Nous, les femmes, qui avons abandonné notre fertilité, la reproduction et la survie de l'espèce à la cupidité des despotes misogynes, aux labos capitalistes et aux industries productivistes, en payons de plus en plus le prix dans nos corps.
Mais quand nous relevons la tête de nos symptômes dégénératifs, ce que nous voyons, ce n'est pas seulement la pandémie qui nous castre de nos seins, nos utérus et nos ovaires, c'est l'immense et irrémédiable pollution de notre environnement,
que nos enfants payeront pour des siècles et des siècles.
Je ne crois pas que les femmes qui n'ont pas faim puissent s'offrir plus longtemps
le luxe d'éviter de prendre position.
Il est temps de refuser de coopérer à l'avilissement et la destruction programmés,
temps d'apprendre à aimer autrement qu'en rampant.

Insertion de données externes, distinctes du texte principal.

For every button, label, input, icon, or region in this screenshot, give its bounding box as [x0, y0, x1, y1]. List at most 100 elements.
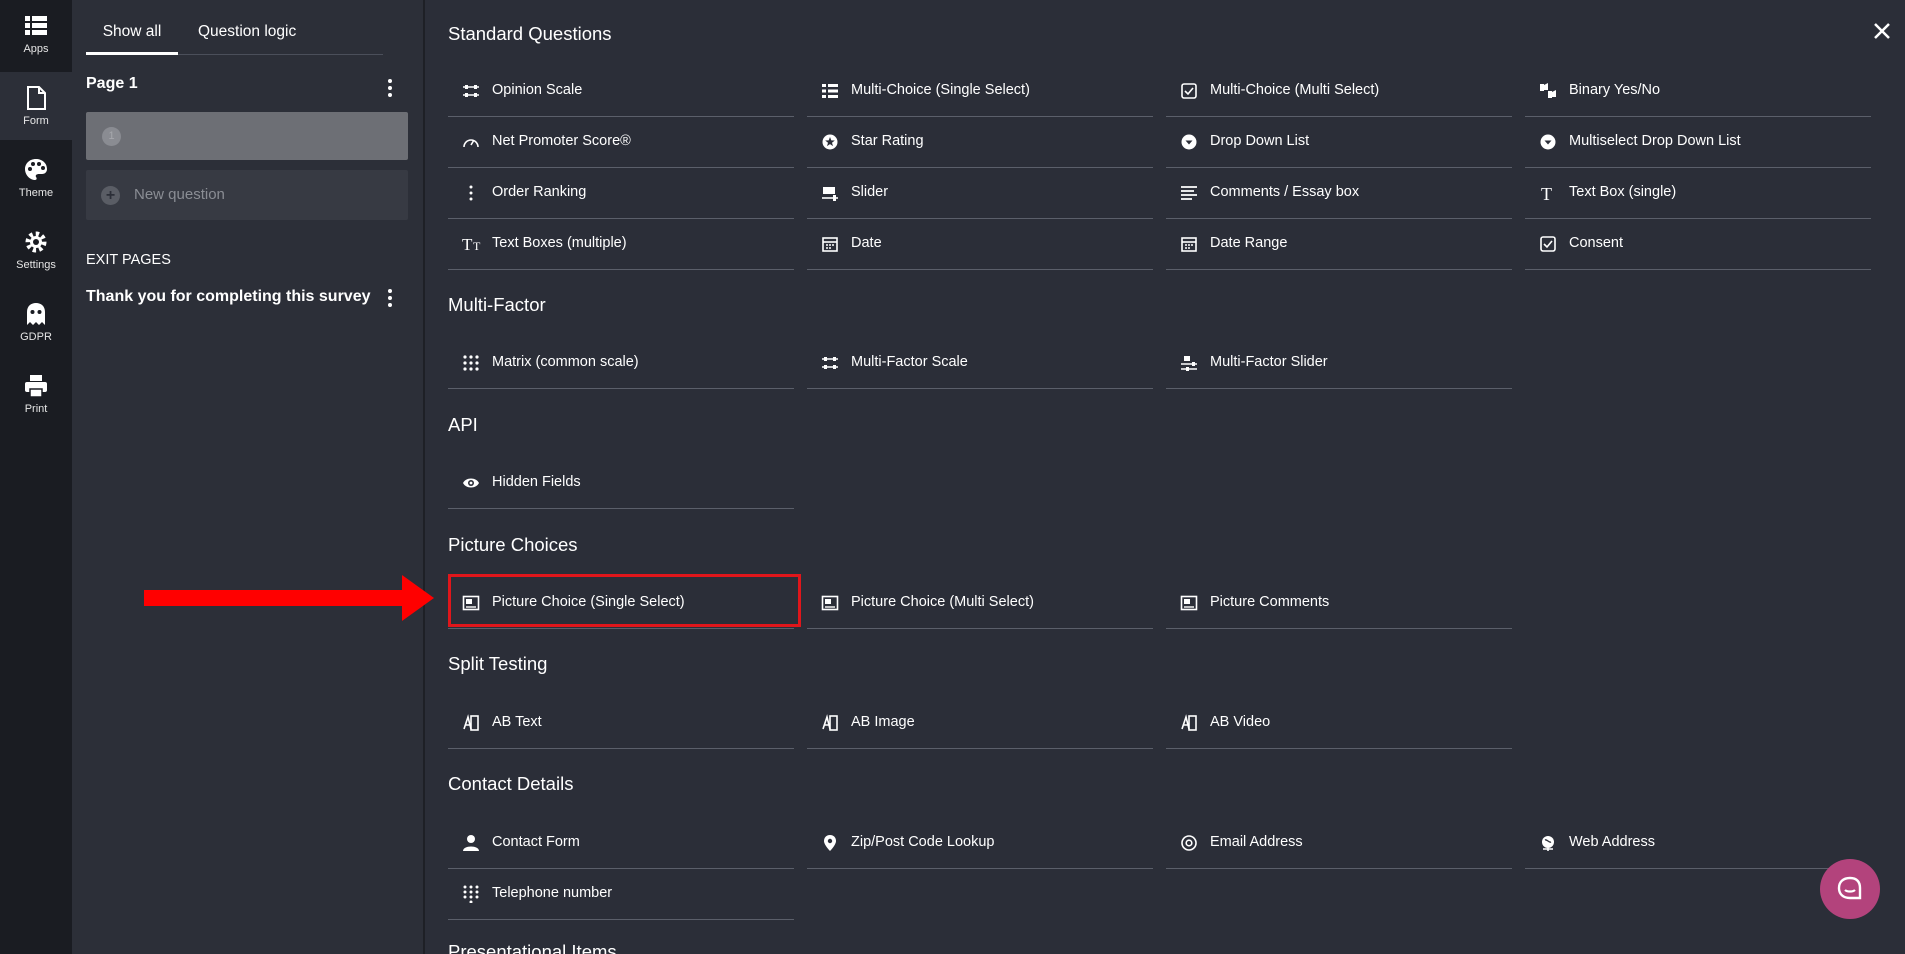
question-type-label: Multi-Factor Slider [1210, 354, 1328, 370]
question-type-item[interactable]: Comments / Essay box [1166, 168, 1512, 219]
question-type-item[interactable]: Consent [1525, 219, 1871, 270]
rail-settings-label: Settings [16, 259, 56, 271]
question-type-item[interactable]: Slider [807, 168, 1153, 219]
question-type-item[interactable]: Zip/Post Code Lookup [807, 818, 1153, 869]
question-type-label: Text Box (single) [1569, 184, 1677, 200]
section-title-presentational: Presentational Items [448, 941, 617, 954]
section-title-picture: Picture Choices [448, 534, 578, 555]
svg-text:T: T [1541, 184, 1552, 202]
question-type-item[interactable]: Contact Form [448, 818, 794, 869]
question-type-item[interactable]: Picture Comments [1166, 578, 1512, 629]
question-type-item[interactable]: Net Promoter Score® [448, 117, 794, 168]
question-type-label: Multi-Choice (Multi Select) [1210, 82, 1380, 98]
exit-page-item[interactable]: Thank you for completing this survey [86, 288, 371, 306]
rail-print[interactable]: Print [0, 360, 72, 428]
question-card[interactable]: 1 [86, 112, 408, 160]
question-type-item[interactable]: Order Ranking [448, 168, 794, 219]
rail-apps-label: Apps [23, 43, 49, 55]
question-type-item[interactable]: Email Address [1166, 818, 1512, 869]
paragraph-icon [1181, 186, 1197, 200]
question-type-label: Email Address [1210, 834, 1303, 850]
question-type-label: Multi-Choice (Single Select) [851, 82, 1030, 98]
question-type-item[interactable]: TT Text Boxes (multiple) [448, 219, 794, 270]
question-type-label: Binary Yes/No [1569, 82, 1661, 98]
rail-form[interactable]: Form [0, 72, 72, 140]
section-title-contact: Contact Details [448, 773, 574, 794]
rail-theme[interactable]: Theme [0, 144, 72, 212]
question-type-label: Order Ranking [492, 184, 587, 200]
question-type-picker: Standard Questions Multi-Factor API Pict… [424, 0, 1905, 954]
question-type-item[interactable]: Hidden Fields [448, 458, 794, 509]
ab-test-icon [1181, 714, 1197, 731]
question-type-label: Multi-Factor Scale [851, 354, 968, 370]
question-type-label: Hidden Fields [492, 474, 581, 490]
section-title-multi-factor: Multi-Factor [448, 294, 546, 315]
svg-text:T: T [473, 239, 481, 253]
apps-icon [25, 16, 47, 35]
person-icon [463, 835, 479, 851]
exit-page-menu-kebab-icon[interactable] [380, 286, 400, 310]
question-type-label: Contact Form [492, 834, 580, 850]
question-type-label: Zip/Post Code Lookup [851, 834, 995, 850]
tab-question-logic[interactable]: Question logic [198, 18, 296, 52]
section-title-api: API [448, 414, 478, 435]
theme-icon [25, 159, 47, 180]
question-type-item[interactable]: Web Address [1525, 818, 1871, 869]
question-type-item[interactable]: Star Rating [807, 117, 1153, 168]
close-icon[interactable] [1869, 18, 1895, 44]
slider-icon [822, 187, 838, 201]
section-title-split-testing: Split Testing [448, 653, 548, 674]
question-type-label: AB Image [851, 714, 915, 730]
question-type-label: AB Video [1210, 714, 1271, 730]
question-type-item[interactable]: Multi-Choice (Multi Select) [1166, 66, 1512, 117]
question-type-item[interactable]: Opinion Scale [448, 66, 794, 117]
question-type-label: Text Boxes (multiple) [492, 235, 627, 251]
question-type-item[interactable]: Telephone number [448, 869, 794, 920]
tab-show-all[interactable]: Show all [86, 18, 178, 55]
dropdown-icon [1181, 134, 1197, 150]
slider-icon [1181, 356, 1197, 371]
question-type-item[interactable]: Multi-Factor Scale [807, 338, 1153, 389]
question-type-label: Date Range [1210, 235, 1288, 251]
question-type-item[interactable]: Date [807, 219, 1153, 270]
calendar-icon [1181, 237, 1197, 252]
question-type-item[interactable]: Multi-Choice (Single Select) [807, 66, 1153, 117]
question-type-item[interactable]: Picture Choice (Multi Select) [807, 578, 1153, 629]
question-type-label: Slider [851, 184, 889, 200]
gear-icon [25, 231, 47, 253]
question-type-item[interactable]: AB Video [1166, 698, 1512, 749]
rail-print-label: Print [24, 403, 48, 415]
question-type-label: Multiselect Drop Down List [1569, 133, 1741, 149]
chat-support-button[interactable] [1820, 859, 1880, 919]
rail-apps[interactable]: Apps [0, 0, 72, 68]
list-icon [822, 84, 838, 98]
page-menu-kebab-icon[interactable] [380, 76, 400, 100]
app-nav-rail: Apps Form Theme Settings GDPR Print [0, 0, 72, 954]
question-type-item[interactable]: Drop Down List [1166, 117, 1512, 168]
question-type-item[interactable]: Date Range [1166, 219, 1512, 270]
page-title: Page 1 [86, 75, 138, 92]
at-icon [1181, 835, 1197, 851]
new-question-button[interactable]: + New question [86, 170, 408, 220]
new-question-label: New question [134, 186, 225, 203]
question-type-label: Web Address [1569, 834, 1655, 850]
question-type-label: Comments / Essay box [1210, 184, 1360, 200]
rail-gdpr[interactable]: GDPR [0, 288, 72, 356]
question-type-item[interactable]: Matrix (common scale) [448, 338, 794, 389]
question-type-item[interactable]: T Text Box (single) [1525, 168, 1871, 219]
rail-theme-label: Theme [18, 187, 54, 199]
question-type-item[interactable]: AB Image [807, 698, 1153, 749]
question-type-item[interactable]: Multiselect Drop Down List [1525, 117, 1871, 168]
highlight-box [448, 574, 801, 627]
question-type-item[interactable]: AB Text [448, 698, 794, 749]
gauge-icon [463, 139, 479, 148]
question-type-item[interactable]: Multi-Factor Slider [1166, 338, 1512, 389]
ab-test-icon [463, 714, 479, 731]
pin-icon [824, 835, 836, 851]
keypad-icon [463, 885, 479, 903]
question-type-label: Net Promoter Score® [492, 133, 631, 149]
question-type-item[interactable]: Binary Yes/No [1525, 66, 1871, 117]
rail-settings[interactable]: Settings [0, 216, 72, 284]
globe-icon [1542, 836, 1554, 851]
rail-form-label: Form [23, 115, 49, 127]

Nous avons toutes, au fond de nous, une lueur de vérité,
un éclair de lucidité, qui n'attendent qu'une pause, une fatigue,
un essoufflement, une saturation, parfois une maladie, pour se manifester.
Cet appel intérieur, ce plus profond en soi
qui patiente avec une insistance discrète, risque de disparaître
si nous cédons trop souvent aux injonctions extérieures,
engloutissant toute résurgence de bon sens.
Cette pause, cet espace à soi réapproprié entre deux agitations,
ce souffle puissant qui gît par delà les compromissions d'un monde emballé
c'est ce que craignent le plus les exploiteurs.
Quand on cesse d'ajouter à l'escalade,
le courage de résistance est stigmatisé comme une faute si ce n'est un crime
et déclenche la chasse au déserteur. Au moindre répit,
ils nous matraquent d'accusations pour que,
lors de ces silences si rares qu'on prend le temps de puiser en soi,
l'impression d'être des voleuses et d'échapper à ses devoirs
nous gâche l'envie de recommencer.
Là est la plus grande mystification.
Car, une chambre à soi,
une cabane à soi,
une yourte à soi,
est bien, pour les femmes,
en deçà de toute indignation, revendication, organisation,
une étape incontournable sur la Voie qui libère.